Reputation: 41
I slightly modified example taken from here - https://github.com/apache/spark/blob/v2.2.0/examples/src/main/scala/org/apache/spark/examples/sql/streaming/StructuredNetworkWordCount.scala
I added seconds writeStream (sink):
scala
case class MyWriter1() extends ForeachWriter[Row]{
override def open(partitionId: Long, version: Long): Boolean = true
override def process(value: Row): Unit = {
println(s"custom1 - ${value.get(0)}")
}
override def close(errorOrNull: Throwable): Unit = true
}
case class MyWriter2() extends ForeachWriter[(String, Int)]{
override def open(partitionId: Long, version: Long): Boolean = true
override def process(value: (String, Int)): Unit = {
println(s"custom2 - $value")
}
override def close(errorOrNull: Throwable): Unit = true
}
object Main extends Serializable{
def main(args: Array[String]): Unit = {
println("starting")
Logger.getLogger("org").setLevel(Level.OFF)
Logger.getLogger("akka").setLevel(Level.OFF)
val host = "localhost"
val port = "9999"
val spark = SparkSession
.builder
.master("local[*]")
.appName("app-test")
.getOrCreate()
import spark.implicits._
// Create DataFrame representing the stream of input lines from connection to host:port
val lines = spark.readStream
.format("socket")
.option("host", host)
.option("port", port)
.load()
// Split the lines into words
val words = lines.as[String].flatMap(_.split(" "))
// Generate running word count
val wordCounts = words.groupBy("value").count()
// Start running the query that prints the running counts to the console
val query1 = wordCounts.writeStream
.outputMode("update")
.foreach(MyWriter1())
.start()
val ds = wordCounts.map(x => (x.getAs[String]("value"), x.getAs[Int]("count")))
val query2 = ds.writeStream
.outputMode("update")
.foreach(MyWriter2())
.start()
spark.streams.awaitAnyTermination()
}
}
Unfortunately, only first query runs, second never runs (MyWriter2 never been called)
Please advice what I'm doing wrong.
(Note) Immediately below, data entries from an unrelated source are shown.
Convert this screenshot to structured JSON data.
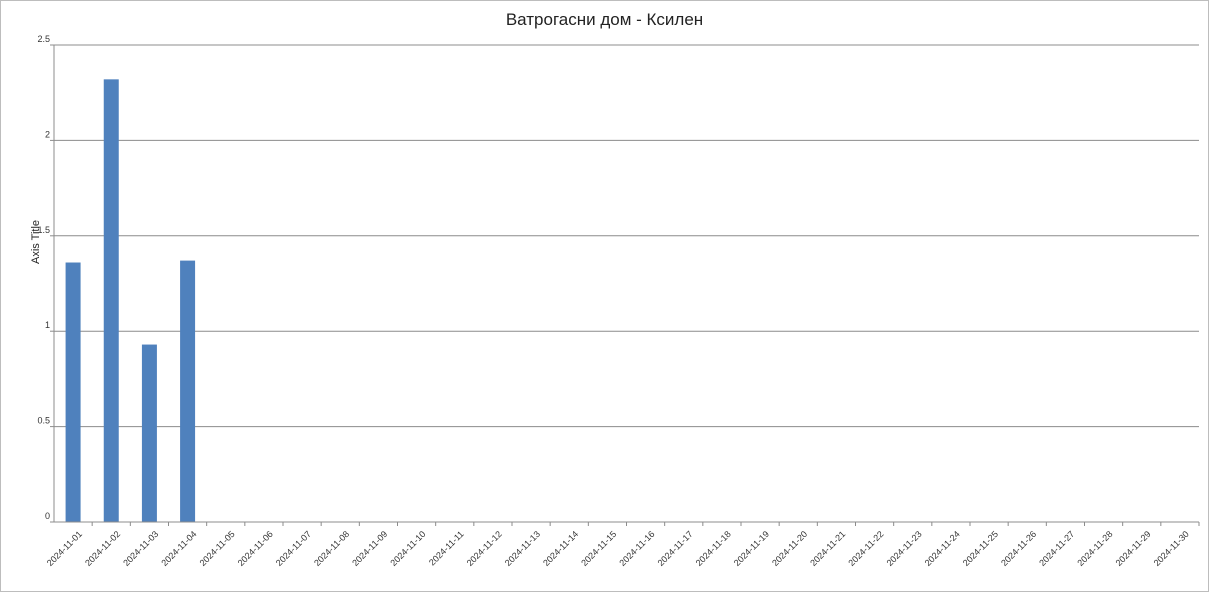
{
  "chart_data": {
    "type": "bar",
    "title": "Ватрогасни дом - Ксилен",
    "xlabel": "",
    "ylabel": "Axis Title",
    "ylim": [
      0,
      2.5
    ],
    "y_ticks": [
      0,
      0.5,
      1,
      1.5,
      2,
      2.5
    ],
    "y_tick_labels": [
      "0",
      "0.5",
      "1",
      "1.5",
      "2",
      "2.5"
    ],
    "grid": true,
    "legend": "none",
    "bar_color": "#4F81BD",
    "gridline_color": "#8c8c8c",
    "categories": [
      "2024-11-01",
      "2024-11-02",
      "2024-11-03",
      "2024-11-04",
      "2024-11-05",
      "2024-11-06",
      "2024-11-07",
      "2024-11-08",
      "2024-11-09",
      "2024-11-10",
      "2024-11-11",
      "2024-11-12",
      "2024-11-13",
      "2024-11-14",
      "2024-11-15",
      "2024-11-16",
      "2024-11-17",
      "2024-11-18",
      "2024-11-19",
      "2024-11-20",
      "2024-11-21",
      "2024-11-22",
      "2024-11-23",
      "2024-11-24",
      "2024-11-25",
      "2024-11-26",
      "2024-11-27",
      "2024-11-28",
      "2024-11-29",
      "2024-11-30"
    ],
    "values": [
      1.36,
      2.32,
      0.93,
      1.37,
      null,
      null,
      null,
      null,
      null,
      null,
      null,
      null,
      null,
      null,
      null,
      null,
      null,
      null,
      null,
      null,
      null,
      null,
      null,
      null,
      null,
      null,
      null,
      null,
      null,
      null
    ]
  }
}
According to doc: You can start any number of queries in a single SparkSession. They will all be running concurrently sharing the cluster resources.
Upvotes: 4
Views: 5082
Reputation: 693
What you have done is right! Just go ahead and check the scheduler your Spark f/w is using. Most probably it would be using FIFO scheduler which means the first query takes up all resources. Just change it to FAIR Scheduler and you should be good.
Upvotes: 0
Reputation: 3367
I had the same situation (but on the newer structured-streaming api) and in my case it helped to call awaitTermination() on the last streamingQuery.
s.th. like:
query1.start()
query2.start().awaitTermination()
Update: Instead above, this build-in solution/method is better:
sparkSession.streams.awaitAnyTermination()
Upvotes: 5
Reputation: 43
Are you using nc -lk 9999
for sending data to spark ? every query create a connection to nc
but nc
can only send data to the first connection (query) , you can write a tcp server instead of nc
Upvotes: 2
Reputation: 6871
You are using .awaitAnyTermination()
which will terminate the application when the first stream returns, you have to wait for both of the streams to finish before you terminate.
something like this should do the trick:
query1.awaitTermination()
query2.awaitTermination()
Upvotes: 1